In the academy, to be seen is to be viewed through a fun house mirror, distorted and made invisible all at once.

Of the incident, she writes, “The one time I had asked for help, nothing could be done.”

Misogynoir, coined by feminist scholar Moya Bailey, describes the gendered and racial violence that envelops Black women. For Martis, the violence of racism traps her in a relationship of violence with Joshua, an Asian man. For her then-partner, racism permits the erasure of the violence he is perpetrating.

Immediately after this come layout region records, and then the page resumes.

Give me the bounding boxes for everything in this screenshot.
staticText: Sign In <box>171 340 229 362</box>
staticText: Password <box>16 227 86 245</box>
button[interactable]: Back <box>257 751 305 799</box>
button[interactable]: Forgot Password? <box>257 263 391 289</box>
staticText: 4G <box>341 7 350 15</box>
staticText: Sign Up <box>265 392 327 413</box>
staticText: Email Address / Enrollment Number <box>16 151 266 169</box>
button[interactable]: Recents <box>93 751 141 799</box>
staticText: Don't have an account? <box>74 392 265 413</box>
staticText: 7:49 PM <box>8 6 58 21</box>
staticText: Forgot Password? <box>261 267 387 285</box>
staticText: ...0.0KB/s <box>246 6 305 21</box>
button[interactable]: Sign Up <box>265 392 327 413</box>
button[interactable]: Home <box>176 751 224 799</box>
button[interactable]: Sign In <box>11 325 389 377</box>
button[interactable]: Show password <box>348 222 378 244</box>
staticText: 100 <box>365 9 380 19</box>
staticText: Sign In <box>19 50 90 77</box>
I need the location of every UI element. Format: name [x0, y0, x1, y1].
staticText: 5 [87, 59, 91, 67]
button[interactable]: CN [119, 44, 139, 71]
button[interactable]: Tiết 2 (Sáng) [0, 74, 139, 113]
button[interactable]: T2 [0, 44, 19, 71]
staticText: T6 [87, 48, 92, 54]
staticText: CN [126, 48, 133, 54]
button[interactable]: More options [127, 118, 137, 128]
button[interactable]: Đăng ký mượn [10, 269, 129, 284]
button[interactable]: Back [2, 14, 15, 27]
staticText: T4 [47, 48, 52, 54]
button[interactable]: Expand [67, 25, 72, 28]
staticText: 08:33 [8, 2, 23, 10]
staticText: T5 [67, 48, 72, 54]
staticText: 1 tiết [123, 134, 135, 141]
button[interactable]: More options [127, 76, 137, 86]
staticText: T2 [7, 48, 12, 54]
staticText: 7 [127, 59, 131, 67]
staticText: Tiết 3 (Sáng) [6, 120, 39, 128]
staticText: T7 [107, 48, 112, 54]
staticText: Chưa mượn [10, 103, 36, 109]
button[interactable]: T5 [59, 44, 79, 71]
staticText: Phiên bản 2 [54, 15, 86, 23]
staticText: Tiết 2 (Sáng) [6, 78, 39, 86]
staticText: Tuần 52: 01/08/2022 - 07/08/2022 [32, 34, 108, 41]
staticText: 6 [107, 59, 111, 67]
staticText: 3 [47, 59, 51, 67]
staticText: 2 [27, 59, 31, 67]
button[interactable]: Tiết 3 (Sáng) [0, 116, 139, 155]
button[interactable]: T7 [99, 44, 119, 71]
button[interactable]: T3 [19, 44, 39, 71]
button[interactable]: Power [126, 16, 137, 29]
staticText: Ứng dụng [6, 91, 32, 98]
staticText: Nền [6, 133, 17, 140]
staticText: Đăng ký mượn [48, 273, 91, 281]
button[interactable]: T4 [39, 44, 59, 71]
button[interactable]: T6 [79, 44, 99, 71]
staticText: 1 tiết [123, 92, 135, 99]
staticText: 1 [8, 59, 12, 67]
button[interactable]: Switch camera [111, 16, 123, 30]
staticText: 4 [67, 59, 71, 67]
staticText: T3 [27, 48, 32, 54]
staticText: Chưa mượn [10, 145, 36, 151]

The stereotype of the Black woman as “angry, defensive, indestructible, physically and emotionally unbreakable” stands in contrast to that of her abusive boyfriend’s as “the effeminate Asian man – submissive, passive, non-threatening …” Neither is true, of course, but both are used to deny the reality of the danger she is in. Nothing can be done.

The evolution in the conversations around consent and sexual violence has been slow to catch up to Black women’s reality. In the time that Martis and I went to university, the notion of affirmative consent felt a world away. “Hookup culture” was why women were hurt and raped. In the conceptualization of this culture, violence was just what happened between two young people out in the world for the first time. To ask for more accountability from a man, in this framing, would be considered unfair. All parties were to blame, but especially women – for, as Drake might say, wearing less and going out more. Feminists fought back by calling it what it is: rape culture – a consequence-free environment in which some people rape.

Martis connects her own experiences of gendered violence as a university student with the broader culture of impunity for perpetrators on university campuses. Just as the increasing diversity of some cities is met with racial terror, an expanded conversation on gendered violence has been met with severe pushback. Hashtags such as #ProtectOurBoys and gag orders imposed on assault victims by universities are, she says, part of the pervasiveness of rape culture.

“This culture has created monsters,” she writes. Now, there are zero-tolerance policies and unconscious-bias workshops. Yet there are still, somehow, monsters.

The most striking quality of Martis’s book is how she shreds the idea of university years as carefree.

Where some are carefree, Martis sees cruelty and carelessness – the professor pointing to Black students to “teach” Blackness, the white friends slipping into Blaccents, the sexual partner who says he is “into Black girls” but equally casually says he “could never marry one.”

It dawns on her, abruptly and repeatedly, that she does not have the freedom to not be hurt. What she’s left with then are the skills to survive and to help others. She sees this world’s violence and gives you a guide for laughing in its face.